Application Center Installation and Configuration
The recommended server configuration for Application Center is a Pentium-class 400MHz or faster processor, 256MB of RAM, and ample disk space (Application Center requires about 100MB plus hosted data files). If you want to take advantage of Network Load Balancing (NLB), you need to run Windows 2000 Advanced Server and have two NICs per server.
At the time of publication, Application Center is in beta 2, and the installation and configuration procedures are likely to change. In addition, Microsoft has yet to document the installation procedures that involve NLB.
NLB is one of the Win2K clustering features and is available only in Win2K AS and Win2K Datacenter Server. NLB uses one virtual IP address to cluster applications on multiple servers, which lets you create port rules based on application port numbers and load balancing based on an evenly distributed load (the default setting) or a manually configured distribution matrix. Running NLB with Application Center requires two NICs per serverone NIC for the client-to-cluster traffic and a dedicated NIC for traffic specific to the computer. Configure only one adapter per server with NLB. Here are a few hints to make NLB configuration as painless as possible:
- Install NICs on separate subnets to minimize network traffic.
- Add the virtual IP address as an additional address in the NICs' Internet Protocol (TCP/IP) properties.
- Set Cluster Parameters and Port Rules identically on all cluster hosts, but make the Host Parameters unique for each server.
- Ensure that all ports for a given application are open in Port Rules (e.g., FTP uses ports 20, 21, and 1024 through 65535).
- Follow the NLB Best Practices sheet in Win2K AS Help.

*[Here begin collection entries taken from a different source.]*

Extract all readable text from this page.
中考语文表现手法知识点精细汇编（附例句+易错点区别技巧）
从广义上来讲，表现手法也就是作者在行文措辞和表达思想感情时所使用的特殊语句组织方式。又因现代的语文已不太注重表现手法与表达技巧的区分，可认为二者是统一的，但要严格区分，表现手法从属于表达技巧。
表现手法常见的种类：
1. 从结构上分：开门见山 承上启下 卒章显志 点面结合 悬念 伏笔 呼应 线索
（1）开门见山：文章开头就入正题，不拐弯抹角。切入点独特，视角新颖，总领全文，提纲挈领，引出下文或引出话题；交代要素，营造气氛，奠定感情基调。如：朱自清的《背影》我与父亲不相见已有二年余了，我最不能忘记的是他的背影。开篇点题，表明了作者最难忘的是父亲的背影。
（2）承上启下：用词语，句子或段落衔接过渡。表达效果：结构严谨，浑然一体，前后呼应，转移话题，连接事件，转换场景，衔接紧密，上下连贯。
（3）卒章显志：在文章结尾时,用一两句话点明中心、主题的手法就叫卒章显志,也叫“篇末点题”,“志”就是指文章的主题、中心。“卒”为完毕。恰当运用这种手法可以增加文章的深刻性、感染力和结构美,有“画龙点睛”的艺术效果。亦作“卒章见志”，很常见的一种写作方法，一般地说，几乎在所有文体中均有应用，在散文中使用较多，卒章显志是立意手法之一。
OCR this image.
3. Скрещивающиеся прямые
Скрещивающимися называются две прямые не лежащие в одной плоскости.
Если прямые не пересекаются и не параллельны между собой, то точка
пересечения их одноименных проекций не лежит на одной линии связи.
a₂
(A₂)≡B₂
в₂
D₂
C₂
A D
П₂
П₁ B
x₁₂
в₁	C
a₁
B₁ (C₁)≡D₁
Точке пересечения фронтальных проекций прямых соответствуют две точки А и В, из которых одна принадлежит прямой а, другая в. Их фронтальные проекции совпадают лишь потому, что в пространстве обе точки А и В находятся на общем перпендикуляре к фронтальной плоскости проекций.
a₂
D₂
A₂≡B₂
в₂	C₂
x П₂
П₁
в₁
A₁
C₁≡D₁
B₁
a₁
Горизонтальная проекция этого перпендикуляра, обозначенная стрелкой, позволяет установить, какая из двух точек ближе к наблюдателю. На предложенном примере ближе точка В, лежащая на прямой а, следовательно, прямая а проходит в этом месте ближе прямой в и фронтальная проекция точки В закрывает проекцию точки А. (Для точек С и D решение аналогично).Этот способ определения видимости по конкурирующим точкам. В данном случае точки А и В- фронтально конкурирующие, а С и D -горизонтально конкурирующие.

When NLB is up and running, Application Center installation is easy. The beta 2 installation requires four steps that Microsoft will most likely incorporate into the release to manufacturing (RTM) version. These four installation steps are
- Service Pack 1 (SP1)
- Pre-SP2 hotfixes
- Application Center components
- Microsoft Health Monitor 2.1 components
When you've installed Application Center on each server that's to be a cluster member, you need to set up the cluster. Follow these steps to configure the Application Center cluster for Web site clustering:
- Open the Microsoft Management Console (MMC) Application Center snap-in, right-click Application Center, and select Connect As.
- On the Connect to Server dialog box, enter the name of the server you want to be the controller for the cluster. Select the Manage cluster for this server option.
- On the New Server dialog box, select the Create a new cluster option, then click OK to start the New Cluster Wizard. Click Next.
- The wizard analyzes your server configuration. When analysis is complete, click Next.
- Enter the cluster name and a description (optional). Click Next.
- Select the type of cluster you want to deploy. Select the Web cluster option, as Figure 1 shows, then click Next.
- The wizard now detects your NLB settings. You can let the wizard set the optimal NLB settings, or you can use the existing settings. Microsoft recommends that you let Application Center reconfigure your NLB settings, but this reconfiguration could break NLB if you have anything other than the default configuration (e.g., if you use Multicast). Select the option that best fits your needs, then click Next.
- On the Monitoring Notifications screen of the wizard, which Figure 2 shows, enter the email address and mail server name that Application Center will use to notify you if the cluster encounters a failure. Click Next, then click Finish. Application Center will create the cluster.